Bruno’s European Café, which I reviewed last April, was a hole-in-the-wall like none I’d ever seen. In a tiny storefront off Pacific Highway Southwest in Lakewood, four tables provided seating for fewer than 18 diners. That capacity can be achieved only with communal seating. The line perpetually snaked out the door. I didn’t mind. It always was worth the wait.
Well, no more. The restaurant is on the move and will reopen today in a Tacoma space about three times the size of its former Lakewood location.
You’d never know Bruno’s old location had a kitchen the size of a walk-in closet. Despite the lack of space, chef/owner Bruno Tomaszewska, with his wife Kristina, produced gigantic German flavors. Think succulent rouladen, hearty goulash, ethereal potato dumplings, spaetzle and latkes. Oh, the latkes.
And don’t forget the cabbage rolls, cucumber salad and red cabbage. I nearly fell off my chair the first time I tried their pickle soup (made with Puyallup Valley-grown cucumbers). There really is a lot to like about this restaurant.
It was the refrigerator space, or lack of it, that prompted the owners to search for something a little more accommodating after a year in their former location.
On Jan. 31, they shut down the Lakewood café and have moved just off Pacific Avenue South and 108th Street South in the location that formerly housed Creole Café (near Frugal’s). Creole Café closed last summer after chef/owner Blandon Dillon died unexpectedly of heart disease July 11. It was Dillon’s family who told the Tomaszewskas about the restaurant availability, Kristina said.
“It has 50 seats, but we will probably do 40 or so seats,” Kristina said when I checked in with her by phone this week. “It’s perfect. We love it, and the kitchen is wonderful. I think the kitchen with the sink area is as big as the whole restaurant at the other place.”
And coming soon to the restaurant: An outdoor beer garden. Stay tuned. I’ll be on top of those details.
Expect to see the same menu of German favorites with other European twists. If you have not yet eaten at Bruno’s, I recommend starting with the goulash, a slow-simmered brown gravy beef stew fortified with onions, porcinis, paprika and cream. Order it with a cabbage roll, which is the item that put the couple on the culinary map when they started selling pork-and-rice stuffed rolls at Tacoma Farmers Market several years ago. It would be a crime against humanity if you didn’t try the potato dumplings with mushroom gravy.

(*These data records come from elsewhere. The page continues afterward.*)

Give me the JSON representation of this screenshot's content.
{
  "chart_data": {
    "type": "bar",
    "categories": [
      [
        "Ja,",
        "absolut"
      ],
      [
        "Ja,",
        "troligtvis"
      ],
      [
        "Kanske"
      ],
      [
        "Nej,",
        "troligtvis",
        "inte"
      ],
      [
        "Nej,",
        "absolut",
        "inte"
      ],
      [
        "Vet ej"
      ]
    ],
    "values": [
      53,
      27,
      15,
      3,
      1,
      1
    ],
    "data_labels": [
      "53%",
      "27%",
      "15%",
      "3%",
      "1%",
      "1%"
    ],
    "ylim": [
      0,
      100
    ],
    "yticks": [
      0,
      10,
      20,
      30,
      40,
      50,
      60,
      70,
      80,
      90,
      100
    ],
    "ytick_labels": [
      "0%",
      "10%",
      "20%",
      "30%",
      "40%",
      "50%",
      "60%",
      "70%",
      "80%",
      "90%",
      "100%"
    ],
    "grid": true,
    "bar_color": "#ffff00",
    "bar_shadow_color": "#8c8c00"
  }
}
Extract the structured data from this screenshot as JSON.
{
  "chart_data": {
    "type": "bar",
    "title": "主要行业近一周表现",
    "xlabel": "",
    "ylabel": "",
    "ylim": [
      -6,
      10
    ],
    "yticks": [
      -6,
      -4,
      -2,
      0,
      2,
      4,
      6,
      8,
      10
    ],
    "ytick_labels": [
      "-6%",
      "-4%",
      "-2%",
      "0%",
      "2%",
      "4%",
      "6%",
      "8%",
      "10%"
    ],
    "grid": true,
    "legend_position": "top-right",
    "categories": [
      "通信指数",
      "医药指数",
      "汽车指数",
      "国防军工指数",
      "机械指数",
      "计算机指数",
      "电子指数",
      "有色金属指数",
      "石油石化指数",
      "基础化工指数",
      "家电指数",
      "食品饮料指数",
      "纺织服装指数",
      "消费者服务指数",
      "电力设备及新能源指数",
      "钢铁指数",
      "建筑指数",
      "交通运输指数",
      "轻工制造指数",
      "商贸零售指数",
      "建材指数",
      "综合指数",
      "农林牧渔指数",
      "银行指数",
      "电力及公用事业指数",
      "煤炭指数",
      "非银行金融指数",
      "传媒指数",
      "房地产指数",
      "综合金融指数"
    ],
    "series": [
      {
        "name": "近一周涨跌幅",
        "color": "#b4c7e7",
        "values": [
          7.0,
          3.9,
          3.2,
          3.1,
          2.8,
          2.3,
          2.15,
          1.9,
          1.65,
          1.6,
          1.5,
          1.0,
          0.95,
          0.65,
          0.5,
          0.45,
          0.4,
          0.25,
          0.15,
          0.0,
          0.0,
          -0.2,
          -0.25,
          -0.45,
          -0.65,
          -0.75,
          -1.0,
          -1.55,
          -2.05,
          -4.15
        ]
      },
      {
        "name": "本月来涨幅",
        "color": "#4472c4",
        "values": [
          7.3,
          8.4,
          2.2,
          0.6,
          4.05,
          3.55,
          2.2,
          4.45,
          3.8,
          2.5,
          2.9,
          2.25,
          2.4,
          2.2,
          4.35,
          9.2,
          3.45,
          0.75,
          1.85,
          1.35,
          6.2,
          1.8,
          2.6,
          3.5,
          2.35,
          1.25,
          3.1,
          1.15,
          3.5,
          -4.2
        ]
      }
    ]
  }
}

Bruno’s is the first restaurant for the couple in the area, but it’s not their first cooking venture. They owned a restaurant in New Jersey before moving to Lakewood 10 years ago after their son moved his family here. Before that, the couple moved from their native Poland to Germany to Greece to New Jersey (with stops in between). Bruno cooked at many places along the way.
MORE BIG GERMAN EATS: BROWNS POINT DINER
It just goes without saying that German food is difficult to find in South Sound. I can count only a few restaurants that serve what I call authentic German grandma cuisine.
That’s one reason Browns Point Diner in Tacoma is offering a twice-monthly German night featuring the home cooking of Tanja Leek, a native of south Bavaria and fanatic for authentic German eats. Leek – who owns Browns Point Diner with her husband, Shane, and her mother-in-law, Sheila – started cooking her childhood German favorites every other Wednesday about a year ago.
“It’s been crazy, it’s been so busy,” said Leek of the German nights. The next one is March 2, and they follow a pattern of every other Wednesday.
On the menu are what Leek calls her family favorites – schnitzel, goulash, homemade sauerkraut, German fried potatoes and pickled red cabbage, among other specialties. The menu changes every time, but the theme always is homestyle German.
The March 2 dinner will feature Bratwurst with German fried potatoes and housemade sauerkraut.
Of the kraut, Leek said: “I make it with applesauce, sautéed onions, a little bit of broth and spices: thyme, oregano, a lot of caraway seeds, a little bit of a sweet wine, white zinfandel, and I add bacon at the very end. I put apple cider vinegar and red wine vinegar in it, too. I let it sit overnight to let the flavors meld.”
Two brats on the kraut with the housemade German fried potatoes will set you back $9.75.
At future dinners, expect to see Leek’s housemade pork schnitzel, her brown-gravy goulash and potato pancakes. Dinners range from $9.75-$12.50. Leek suggested making reservations or phoning ahead to reserve a dinner. They sell out fast.